思路:我们定义一个变量miss,用来表示[0,n]之间最小的不能表示的值,那么初始化为1,那么此时我们能表示的范围是[0, miss),表示此时我们能表示0到miss-1的数,如果此时的num <= miss,那么我们可以把我们能表示数的范围扩大到[0, miss+num),如果num>miss,那么此时我们需要添加一个数,为了能最大限度的增加表示数范围,我们加上miss它本身,以此类推直至遍历完整个数组,我们可以得到结果。
class Solution {
public int minPatches(int[] nums, int n) {
int patchNum = 0;
long miss =1;
int index =0;
while(miss <= n){
if(index<nums.length && nums[index]<= miss){
miss += nums[index++];
}
else{
miss += miss;
patchNum ++;
}
}
return patchNum;
}
}
- Best Time to Buy and Sell Stock II 买卖股票的最佳时间。可交易无数次
只需要遍历一次数组,用一个变量记录遍历过数中的最小值,然后每次计算当前值和这个最小值之间的差值最为利润,然后每次选较大的利润来更新。当遍历完成后当前利润即为所求,代码如下:
class Solution {
public int maxProfit(int[] prices) {
if(prices == null || prices.length <=1)
return 0;
int profit = 0;
for(int i=0;i<prices.length-1; i++){
if(prices[i] < prices[i+1]){
profit+= prices[i+1]-prices[i];
}
}
return profit;
}
}
- Best Time to Buy and Sell StockIII买卖股票的最佳时间。最多可交易两次
数组left[i]记录了price[0..i]的最大profit,
数组right[i]记录了price[i..n]的最大profit。
public static void main(String[] args) {
// int[] prices = {3,3,5,0,0,3,1,4};
int[] prices = {2,1,2,0,1};
System.out.println(maxProfit(prices));
}
// 基本思想是分成两个时间段,然后对于某一天,计算之前的最大值和之后的最大值
public static int maxProfit(int[] prices) {
if(prices.length == 0){
return 0;
}
int max = 0;
// dp数组保存左边和右边的利润最大值
int[] left = new int[prices.length]; // 计算[0,i]区间的最大值
int[] right = new int[prices.length]; // 计算[i,len-1]区间的最大值
process(prices, left, right);
// O(n)找到最大值
for(int i=0; i<prices.length; i++){
max = Math.max(max, left[i]+right[i]);
}
return max;
}
public static void process(int[] prices, int[] left, int[] right){
left[0] = 0;
int min = prices[0]; // 最低买入价
// 左边递推公式
for(int i=1; i<left.length; i++){
left[i] = Math.max(left[i-1], prices[i]-min); // i的最大利润为(i-1的利润)和(当前卖出价和之前买入价之差)的较大那个
min = Math.min(min, prices[i]); // 更新最小买入价
}
right[right.length-1] = 0;
int max = prices[right.length-1]; // 最高卖出价
// 右边递推公式
for(int i=right.length-2; i>=0; i--){
right[i] = Math.max(right[i+1], max-prices[i]); // i的最大利润为(i+1的利润)和(最高卖出价和当前买入价之差)的较大那个
max = Math.max(max, prices[i]); // 更新最高卖出价
}
// System.out.println(Arrays.toString(left));
// System.out.println(Arrays.toString(right));
}
- 摆动序列 · Wiggle Subsequence
Given a sequence of integers, return the length of the longest subsequence that is a wiggle sequence.
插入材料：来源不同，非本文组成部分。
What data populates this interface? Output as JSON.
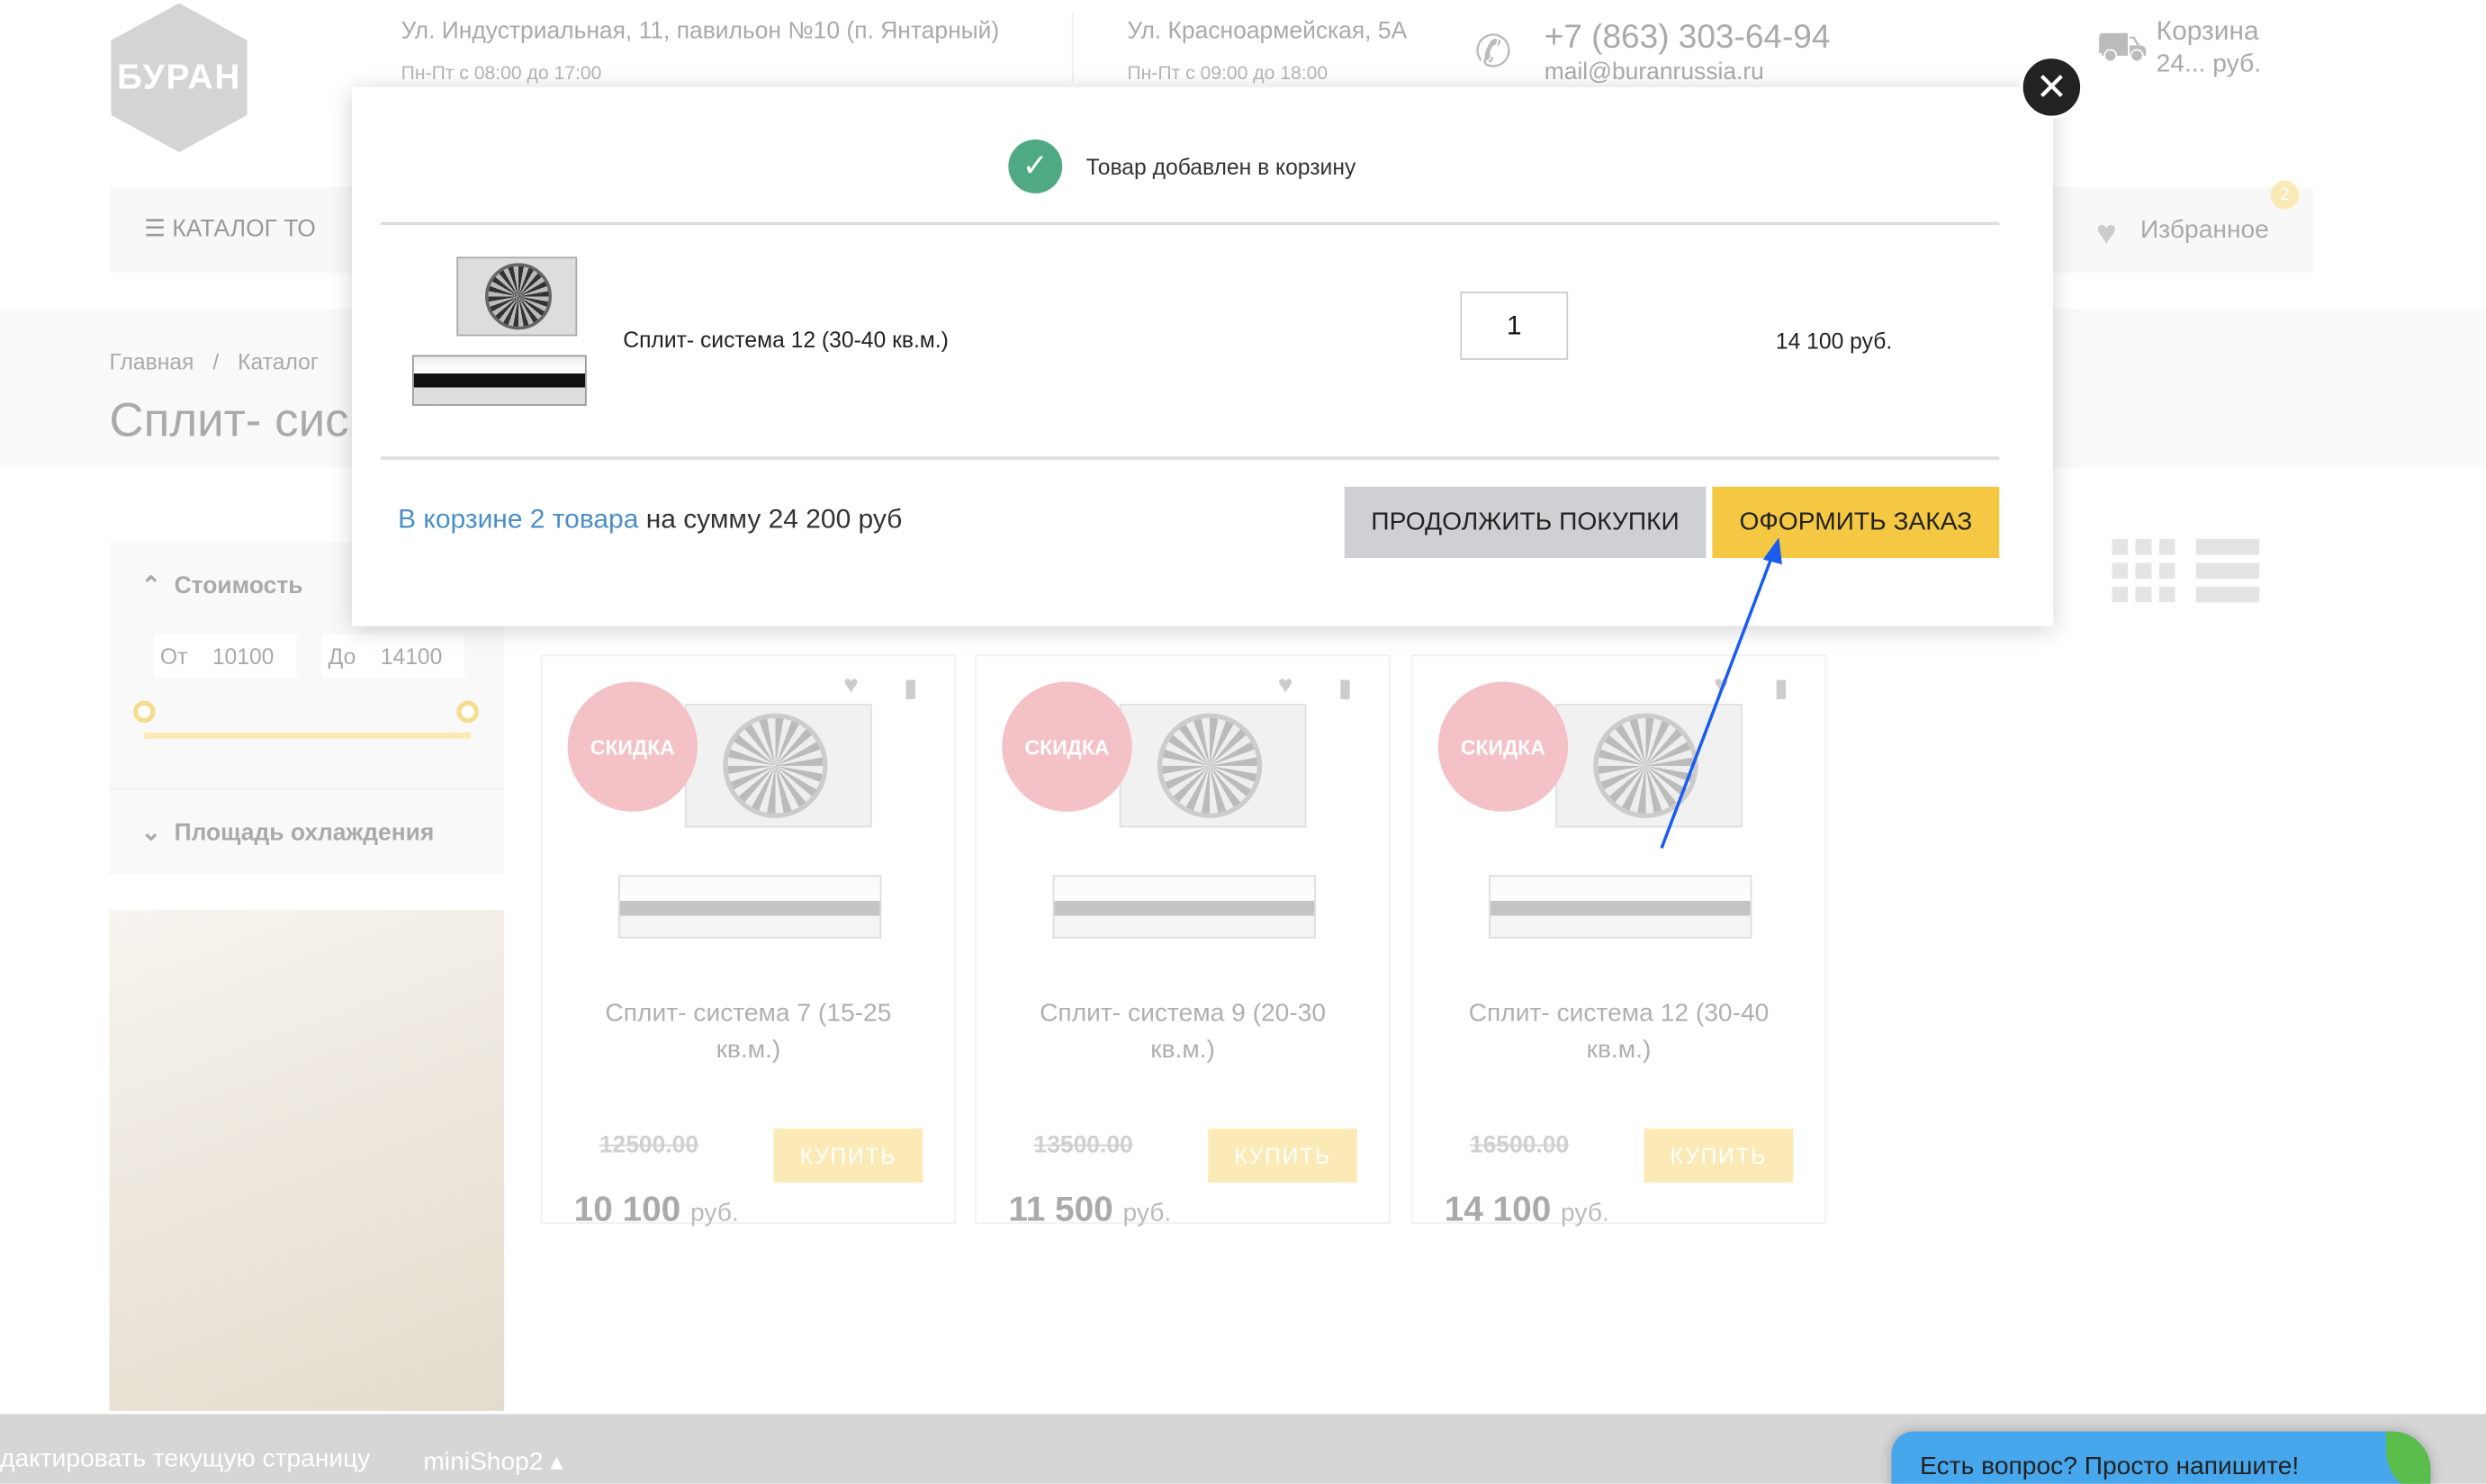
{
  "header": {
    "logo_text": "БУРАН",
    "address1": "Ул. Индустриальная, 11, павильон №10 (п. Янтарный)",
    "hours1": "Пн-Пт с 08:00 до 17:00",
    "address2": "Ул. Красноармейская, 5А",
    "hours2": "Пн-Пт с 09:00 до 18:00",
    "phone": "+7 (863) 303-64-94",
    "email": "mail@buranrussia.ru",
    "cart_label": "Корзина",
    "cart_sum": "24... руб."
  },
  "nav": {
    "catalog": "КАТАЛОГ ТО",
    "favorites": "Избранное",
    "favorites_count": "2"
  },
  "breadcrumb": {
    "home": "Главная",
    "sep": "/",
    "catalog": "Каталог"
  },
  "page_title": "Сплит- сис",
  "filter": {
    "cost_title": "Стоимость",
    "from_label": "От",
    "from_value": "10100",
    "to_label": "До",
    "to_value": "14100",
    "area_title": "Площадь охлаждения"
  },
  "products": [
    {
      "badge": "СКИДКА",
      "name": "Сплит- система 7 (15-25 кв.м.)",
      "old_price": "12500.00",
      "price": "10 100",
      "currency": "руб.",
      "buy": "КУПИТЬ"
    },
    {
      "badge": "СКИДКА",
      "name": "Сплит- система 9 (20-30 кв.м.)",
      "old_price": "13500.00",
      "price": "11 500",
      "currency": "руб.",
      "buy": "КУПИТЬ"
    },
    {
      "badge": "СКИДКА",
      "name": "Сплит- система 12 (30-40 кв.м.)",
      "old_price": "16500.00",
      "price": "14 100",
      "currency": "руб.",
      "buy": "КУПИТЬ"
    }
  ],
  "modal": {
    "message": "Товар добавлен в корзину",
    "item_name": "Сплит- система 12 (30-40 кв.м.)",
    "quantity": "1",
    "item_price": "14 100 руб.",
    "summary_link": "В корзине 2 товара",
    "summary_rest": "на сумму 24 200 руб",
    "continue_button": "ПРОДОЛЖИТЬ ПОКУПКИ",
    "checkout_button": "ОФОРМИТЬ ЗАКАЗ",
    "close_icon": "close-icon",
    "success_icon": "check-circle-icon"
  },
  "bottom_bar": {
    "edit": "дактировать текущую страницу",
    "minishop": "miniShop2 ▴"
  },
  "chat": {
    "label": "Есть вопрос? Просто напишите!"
  },
  "colors": {
    "accent_yellow": "#f4c842",
    "success_green": "#4faa84",
    "link_blue": "#4a8fc6",
    "discount_red": "#e24b5a",
    "chat_blue": "#47a7ec",
    "annotation_arrow": "#1a5cf0"
  }
}
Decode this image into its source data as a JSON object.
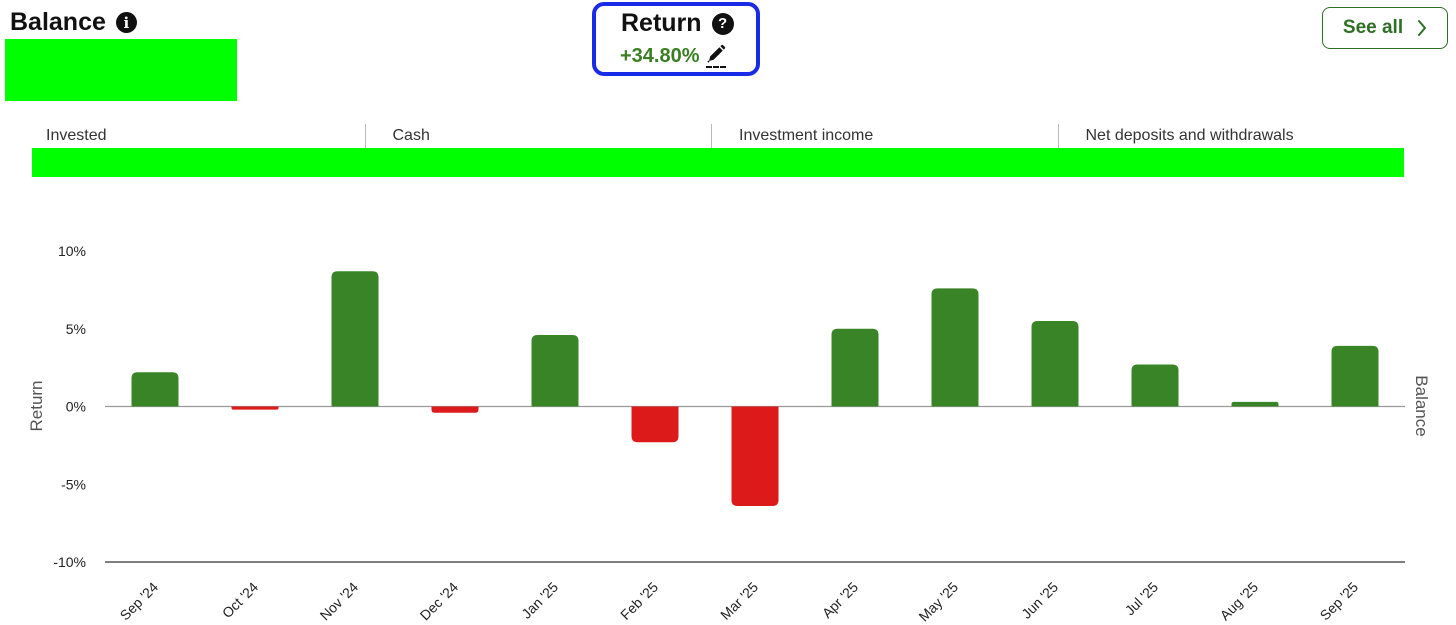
{
  "header": {
    "balance_title": "Balance",
    "return_title": "Return",
    "return_value": "+34.80%",
    "see_all_label": "See all"
  },
  "tabs": [
    {
      "label": "Invested"
    },
    {
      "label": "Cash"
    },
    {
      "label": "Investment income"
    },
    {
      "label": "Net deposits and withdrawals"
    }
  ],
  "colors": {
    "positive": "#3a8428",
    "negative": "#dd1a1a",
    "accent": "#2f6e25",
    "highlight_border": "#1a2be8",
    "redaction": "#00ff00"
  },
  "chart_data": {
    "type": "bar",
    "categories": [
      "Sep '24",
      "Oct '24",
      "Nov '24",
      "Dec '24",
      "Jan '25",
      "Feb '25",
      "Mar '25",
      "Apr '25",
      "May '25",
      "Jun '25",
      "Jul '25",
      "Aug '25",
      "Sep '25"
    ],
    "values": [
      2.2,
      -0.2,
      8.7,
      -0.4,
      4.6,
      -2.3,
      -6.4,
      5.0,
      7.6,
      5.5,
      2.7,
      0.3,
      3.9
    ],
    "ylabel": "Return",
    "y2label": "Balance",
    "ylim": [
      -10,
      10
    ],
    "yticks": [
      10,
      5,
      0,
      -5,
      -10
    ],
    "ytick_labels": [
      "10%",
      "5%",
      "0%",
      "-5%",
      "-10%"
    ],
    "grid": false
  }
}
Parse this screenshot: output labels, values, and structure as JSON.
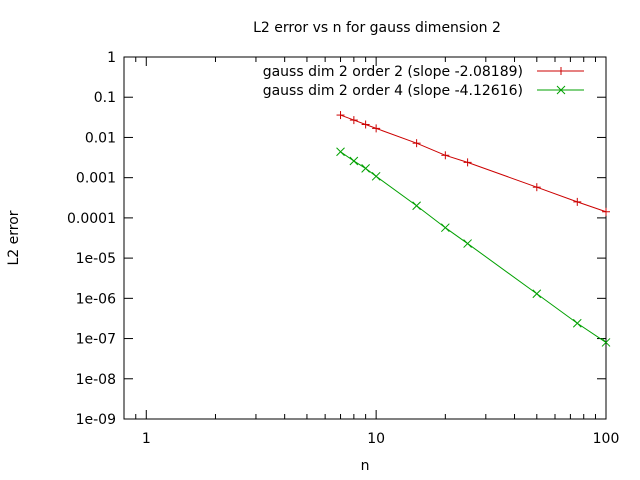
{
  "chart_data": {
    "type": "line",
    "title": "L2 error vs n for gauss dimension 2",
    "xlabel": "n",
    "ylabel": "L2 error",
    "xscale": "log",
    "yscale": "log",
    "xlim": [
      0.8,
      100
    ],
    "ylim": [
      1e-09,
      1
    ],
    "grid": false,
    "legend_position": "top-right",
    "x_ticks": [
      {
        "value": 1,
        "label": "1"
      },
      {
        "value": 10,
        "label": "10"
      },
      {
        "value": 100,
        "label": "100"
      }
    ],
    "y_ticks": [
      {
        "value": 1,
        "label": "1"
      },
      {
        "value": 0.1,
        "label": "0.1"
      },
      {
        "value": 0.01,
        "label": "0.01"
      },
      {
        "value": 0.001,
        "label": "0.001"
      },
      {
        "value": 0.0001,
        "label": "0.0001"
      },
      {
        "value": 1e-05,
        "label": "1e-05"
      },
      {
        "value": 1e-06,
        "label": "1e-06"
      },
      {
        "value": 1e-07,
        "label": "1e-07"
      },
      {
        "value": 1e-08,
        "label": "1e-08"
      },
      {
        "value": 1e-09,
        "label": "1e-09"
      }
    ],
    "series": [
      {
        "name": "gauss dim 2 order 2 (slope -2.08189)",
        "color": "#cc0000",
        "marker": "plus",
        "x": [
          7,
          8,
          9,
          10,
          15,
          20,
          25,
          50,
          75,
          100
        ],
        "y": [
          0.036,
          0.027,
          0.021,
          0.0168,
          0.0072,
          0.0036,
          0.0024,
          0.00058,
          0.00025,
          0.000142
        ]
      },
      {
        "name": "gauss dim 2 order 4 (slope -4.12616)",
        "color": "#00a000",
        "marker": "cross",
        "x": [
          7,
          8,
          9,
          10,
          15,
          20,
          25,
          50,
          75,
          100
        ],
        "y": [
          0.0044,
          0.0026,
          0.0017,
          0.00108,
          0.0002,
          5.7e-05,
          2.3e-05,
          1.3e-06,
          2.4e-07,
          8e-08
        ]
      }
    ]
  }
}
如果连续数字之间的差严格地在正和负之间交替,则这样的数字序列称为摆动序列。 第一个差值(如果存在)可以是正的也可以是负的。 少于两个元素的序列通常是摆动序列。可以删除数字。
例如,[1,7,4,9,2,5]是一个摆动序列,因为连续数字的差(6,-3,5,-7,3)交替为正和负。 相反,[1,4,7,2,5]和[1,7,4,5,5]不是摆动序列,第一个是因为它的前两个连续数字的差是正的,而第二个是因为它的最后一个连续数字的差零。
class Solution {
public int wiggleMaxLength(int[] nums) {
if(nums == null || nums.length ==0)
return 0;
int up=1,down =1;
for(int i=1;i< nums.length;i++){
if(nums[i]>nums[i-1]){
up=down+1;
}
else if(nums[i]<nums[i-1])
{
down=up+1;
}
}
return Math.max(up, down);
}
}
- Queue Reconstruction by Height——假设有一队人随机站成一个圈。每个人通过一对整数(h, k)描述,其中h是其身高,k是站在他前面并且身高不低于他的人数。编写算法重构队列。
首先我们给队列先排个序,按照身高高的排前面,如果身高相同,则第二个数小的排前面。然后我们新建一个空的数组,遍历之前排好序的数组,然后根据每个元素的第二个数字,将其插入到res数组中对应的位置
Arrays.sort(people, new Comparator<int[]>() {
@Override
public int compare(int[] o1, int[] o2) {
// TODO Auto-generated method stub
if(o1[0] > o2[0])
return -1;
else if(o1[0] < o2[0])
return 1;
else
if(o1[1] > o2[1]){
return 1;
}else if(o1[1] == o2[1])
return 0;
else {
return -1;
}
}
});
List<int[]> res = new LinkedList<int[]>();
for(int[]cur: people){
res.add(cur[1], cur);
}
return res.toArray(new int[people.length][]);
- Non-overlapping Intervals——非重叠区间
Given a collection of intervals, find the minimum number of intervals you need to remove to make the rest of the intervals non-overlapping.
Note:
You may assume the interval's end point is always bigger than its start point.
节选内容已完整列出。